• Biofuels kicked out

      Monday, 02 Jun 2008 - 15:21 GMT

      About to weeks back, on May 22nd, 2008, Belgian Minister of Mobility (Van Brempt) decided to abandon all biodiesel use in public bus transport of “De Lijn”, because biofuels’ sustainability is not clearly proven and because biofuels’ part in current food price crisis. Although Van Brempt herself implemented the mixing of 3% biodiesel mix in public busses in 2005, with which she claimed to play a ’frontrunner’s role’, she now calls for fixed sustainability criteria and certification. This, as only one of many examples of growing, let us call it, precaution on biofuels.

      Biofuels clearly have to meet two minimal requirements: (a) it should be renewable and (b) is should have lower negative envrionmental impact than the current fossil alternative (Janulis 2004). In both requirements land use and land use change play an important role. Impacts on (regional) water balance and soil (and maybe vegetation and biodiversity) might hamper the renewable character of land use based biofuels, while removal of vegetation, in favor of biofuel production, influences their overall environmental impact (even on global warming potential, as pointed out by Fargione et al. 2008, but also on (regional) biodiversity, downstream water availability, etc.).(Also see the Nick Wigginton ‘Acknowledging the elephant in the room with biofuels’.)

      Land use and land use change have been and are often overlooked in environmental impact assessments of products’ or functions’ creation (like in life cycle assessment – LCA). While the carbon debt repayment time concept of Fargione et al. shows that, in some situations, it takes a biofuel several (human) generations’ time to repay the initial carbon investment caused by the land use change.

      So, if biofuels show not to be able to fulfill one of the main aims of their usage (cutting CO2 emissions) I think we have to use the principle of precaution. We indeed need a good framework to assess biofuels’ sustainability, but therefore we need a good way to assess system state impacts of land use based or agricultural production systems. This is not easy, because several impacts play on different spatial and temporal scales (local, regional, global biodiversity, regional water availability, global emissions, …), and also tend to be quite site specific.

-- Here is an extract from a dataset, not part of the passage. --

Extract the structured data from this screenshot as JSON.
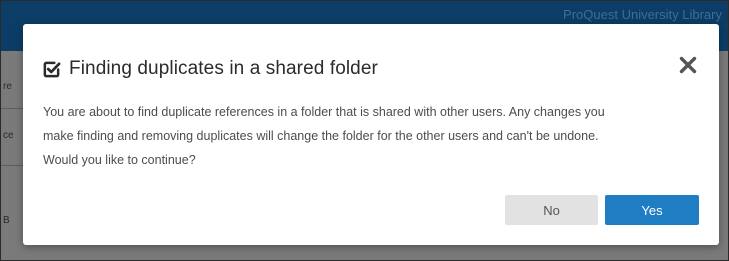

      Last updated: Monday, 02 Jun 2008 - 15:21 GMT

      • Comments

        • Date:
          Monday, 02 Jun 2008 - 23:28 GMT
          Cath Ennis said:

          Nice post! It is going to be very interesting to hear an expert opinion on biofuels, given the conflicting coverage in the media – decreased greenhouse gases vs. increased food prices. I’ve seen the latter argument framed as “people are starving while we run our Hummers on the food they can’t afford”. It’s definitely one of the subjects of the moment.

        • Date:
          Tuesday, 03 Jun 2008 - 07:16 GMT
          Richard Grant said:

          I’d like to see figures on what would happen if all used chip shop oil found its way into the diesel chain.

        • Date:
          Tuesday, 03 Jun 2008 - 10:29 GMT
          Raf Aerts said:

          In a good old Landcruiser BJ70, you can put filtered chip oil straight into the tank, provided it is not too cold outside.
          As for the food-for-fuel issue – I found the omnipresent vitamin A fortified vegetable oil (USAID, not to be sold or exchanged) a comforting backup fuel in Ethiopia. A 5 liter can could keep your engine running for 50 km.

        • Date:
          Tuesday, 03 Jun 2008 - 10:43 GMT
          Richard Grant said:

          In a good old Landcruiser BJ70, you can put filtered chip oil straight into the tank, provided it is not too cold outside.

          apparently you can in most diesel engines. Oil, after all, is oil. You have to watch it though – with certain engines the seals tend to dissolve.